What You Need to Know about Index Funds and Mutual Funds Barnett Financial & Tax

On their surfaces, index funds and mutual funds may seem interchangeable. Both offer diversification of assets and are commonly invested in a basket of stocks that aim to meet a certain investment goal. However, there are many key distinctions that separate an index fund from a mutual fund – distinctions that may be crucial to your portfolio of retirement investments.

The Breakdown of Index Funds

Index funds invest in a specific list of securities, such as a Dow Jones Industrial Average or S&P 500 index, that track stocks based on certain factors. The Dow Jones is a qualitative index that tracks 30 blue-chip (meaning some of the largest companies in the country that are well-known and crucial to the US economy) industrial and financial companies in the United States. The index is used by the media as a barometer of the broader stock market and the economy.[1] There are many other indexes that track different stocks or securities and have different criteria for companies to get added or dropped from them.

When it comes to an index fund, a broker will offer a fund that allows you to buy a basket of stocks that correlates to an index. Index funds may track the same index but differ in how each stock is weighted inside the fund. Some funds may also favor or screen out sectors or stocks with certain technical or fundamental traits to meet a specific investment goal.

Overall, Index funds simply track the market in some form or another with less of a focus on “beating” the market.

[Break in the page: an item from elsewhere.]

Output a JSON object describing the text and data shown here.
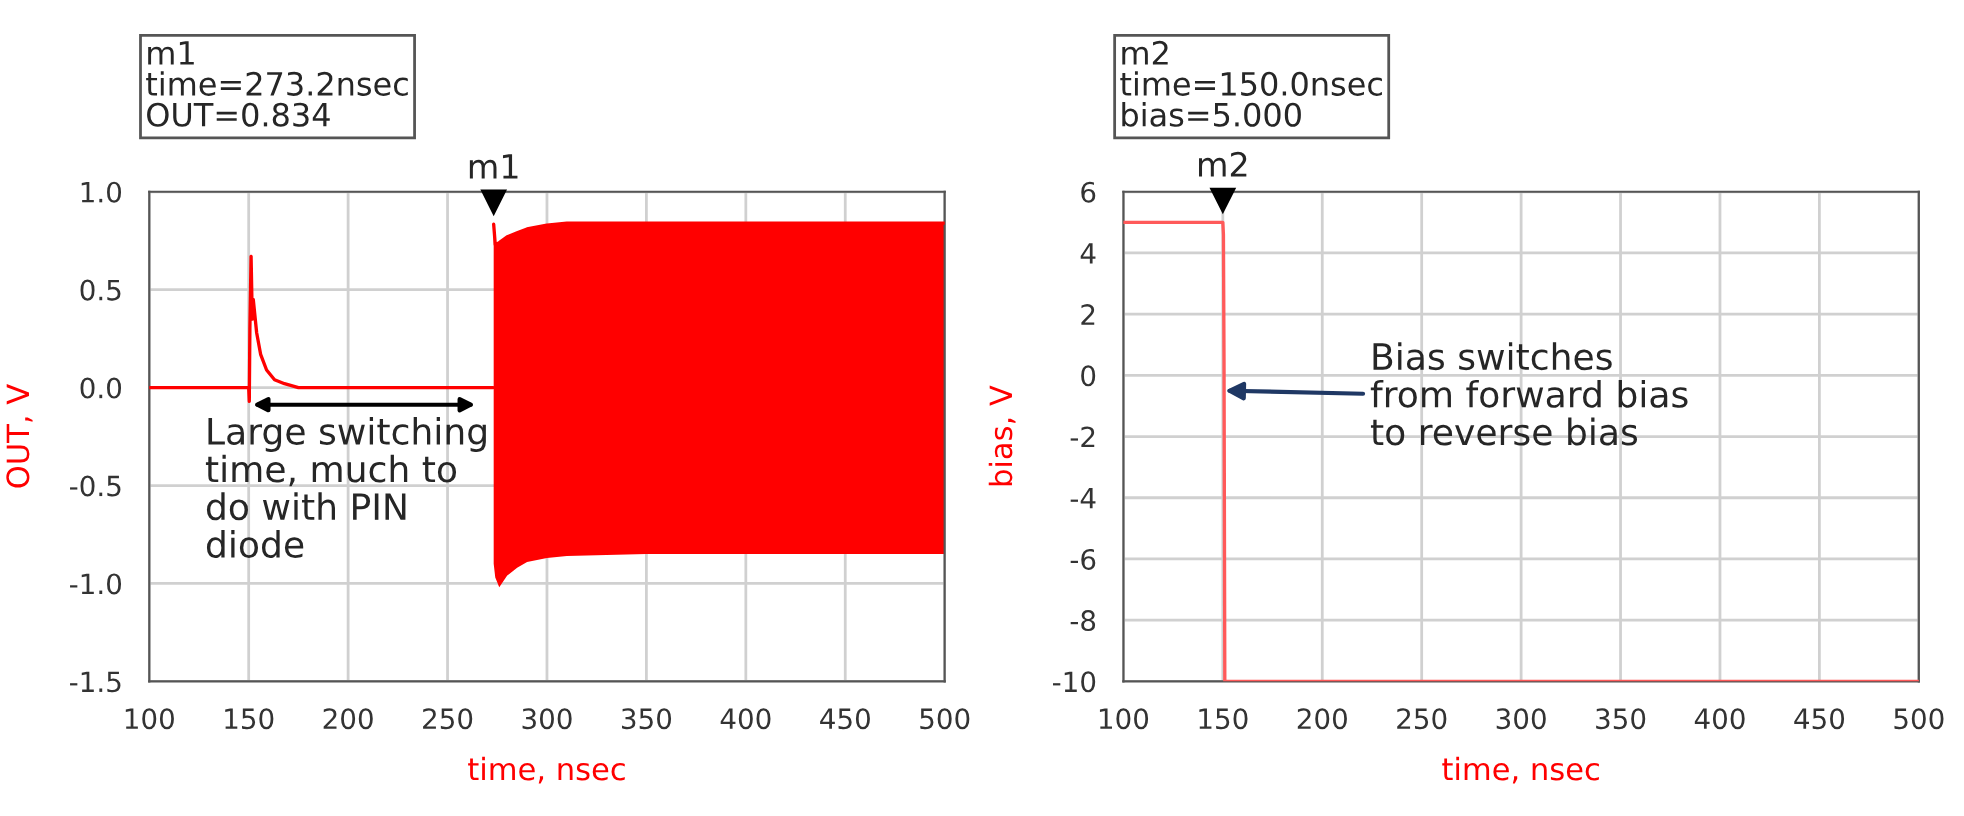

The Mutual Fund Difference

Mutual funds often invest in a changing list of securities chosen by an investment manager. Mutual funds may provide you with more diversification and a greater range of options, but index funds are often less expensive in fees. In addition, a mutual fund’s aim is to specifically meet an investment goal and to “beat” the market. In other words, mutual funds are actively managed funds, while index funds are passively managed, only really changing based on the stock index, not a manager’s decisions.[2]

Over the course of many years, even longer than any one person’s life, index funds outperform mutual funds on average, especially when factoring in the fees charged. However, those fees may be worth it when specific investment risks are covered, and you benefit from increased diversification and flexibility.